Marvell has taken a different slant on this problem, developing its own serial interconnect and software and providing customers with a menu of modular chips (MoChi’s) that can be customized quickly for various vertical markets, including those where semi-custom chips will be sold in lower volumes.
“The challenge was to make the serial IP robust enough that it could support different MoChi’s in the same package or across a PCB in two chips,” said Wu. “The software is related, but the underlying physical IP is transparent to the software. The MoChi’s are connected at the bus level. So to make the system work, you have a northbridge (CPU communication) and several southbridges (I/O).”
He noted this will work in 2.5D through an interposer, or in a fan-out package.
Targeted solutions, with semiconductors as the core components, will continue to enable more vertical markets as the economic and time-to-market equations shift. Massive changes are underway across many market segments, and they will drive sales for existing chipmakers, tools companies, packaging houses and foundries, as every facet of the industry begins to adapt to new opportunities.
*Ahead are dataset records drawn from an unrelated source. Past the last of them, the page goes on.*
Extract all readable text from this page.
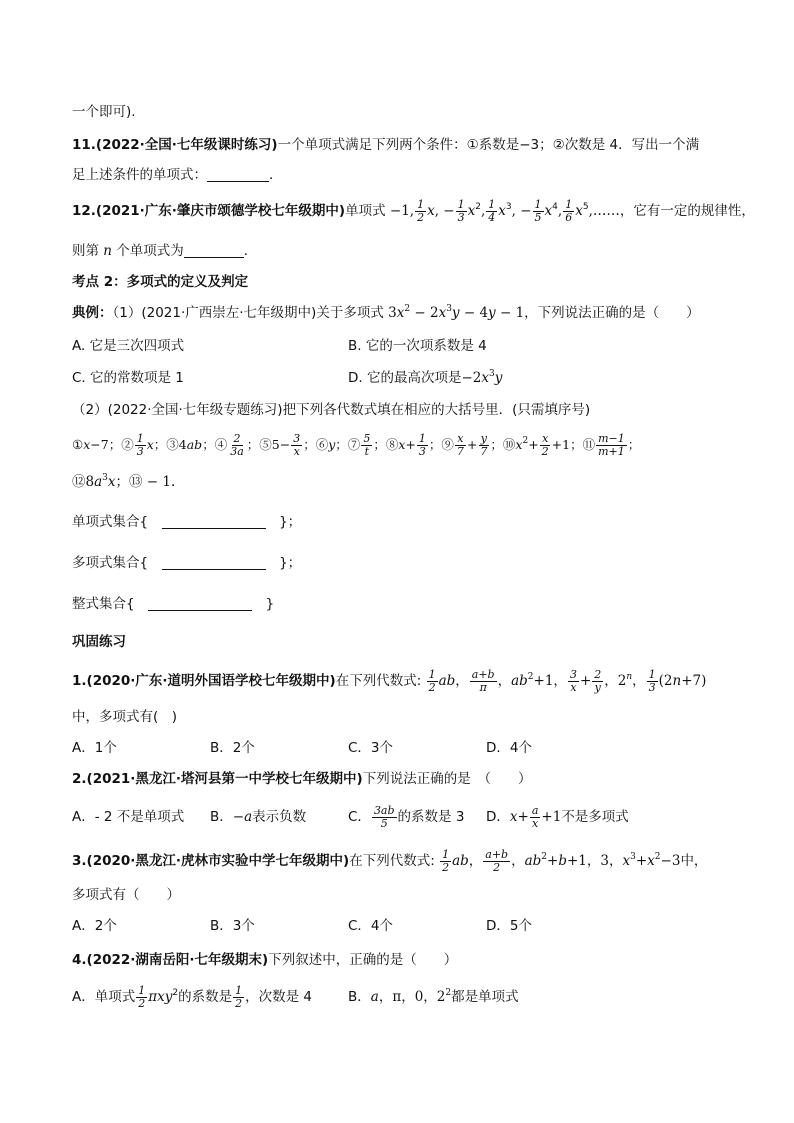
一个即可).
11.(2022·全国·七年级课时练习)一个单项式满足下列两个条件：①系数是−3；②次数是 4．写出一个满
足上述条件的单项式：	．
12.(2021·广东·肇庆市颂德学校七年级期中)单项式 −1, $\frac{1}{2} x$, − $\frac{1}{3} x^2$, $\frac{1}{4} x^3$, − $\frac{1}{5} x^4$, $\frac{1}{6}$ $x^5,\dots\dots$，它有一定的规律性，
则第 n 个单项式为	．
考点 2：多项式的定义及判定
典例：（1）(2021·广西崇左·七年级期中)关于多项式 $3x^2 - 2x^3y - 4y - 1$，下列说法正确的是（　　）
A. 它是三次四项式	B. 它的一次项系数是 4
C. 它的常数项是 1	D. 它的最高次项是$-2x^3y$
（2）(2022·全国·七年级专题练习)把下列各代数式填在相应的大括号里．(只需填序号)
①x−7；② $\frac{1}{3}$ x；③4ab；④ $\frac{2}{3a}$ ；⑤5− $\frac{3}{x}$ ；⑥y；⑦ $\frac{5}{t}$ ；⑧x+ $\frac{1}{3}$ ；⑨ $\frac{x}{7} + \frac{y}{7}$ ；$⑩x^2+ \frac{x}{2} +1$；⑪ $\frac{m-1}{m+1}$ ；
$⑫8a^3x$；⑬ − 1.
单项式集合{　　	}；
多项式集合{　　	}；
整式集合{　　	}
巩固练习
1.(2020·广东·道明外国语学校七年级期中)在下列代数式: $\frac{1}{2}$ ab， $\frac{a+b}{\pi}$ ，$ab^2+1$， $\frac{3}{x} + \frac{2}{y}$ ，2$^n$， $\frac{1}{3} (2n+7)$
中，多项式有(　)
A．1个	B．2个	C．3个	D．4个
2.(2021·黑龙江·塔河县第一中学校七年级期中)下列说法正确的是　（　　）
A．- 2 不是单项式 B．−a表示负数	C． $\frac{3ab}{5}$ 的系数是 3 D．$x+ \frac{a}{x} +1$不是多项式
3.(2020·黑龙江·虎林市实验中学七年级期中)在下列代数式: $\frac{1}{2}$ ab， $\frac{a+b}{2}$ ，$ab^2+b+1$，3，$x^3+x^2-3$中，
多项式有（　　）
A．2个	B．3个	C．4个	D．5个
4.(2022·湖南岳阳·七年级期末)下列叙述中，正确的是（　　）
A．单项式 $\frac{1}{2} \pi xy^2$的系数是 $\frac{1}{2}$ ，次数是 4	B．a，π，0，$2^2$都是单项式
However, this isn’t entirely a big chipmaker’s game anymore. The price of entry is no longer based on the ability to develop a finFET at 16/14nm. Increasingly, it will include the ability to leverage market expertise and knowledge about specific vertical needs, using pre-developed subsystems or platforms, new ways to put them together, and perhaps even the most advanced tools will be delivered as a service. Shrinking features and cramming everything onto a single die is one strategy, but it’s no longer the only one. And that will become increasingly clear as new market solutions are developed faster than ever before.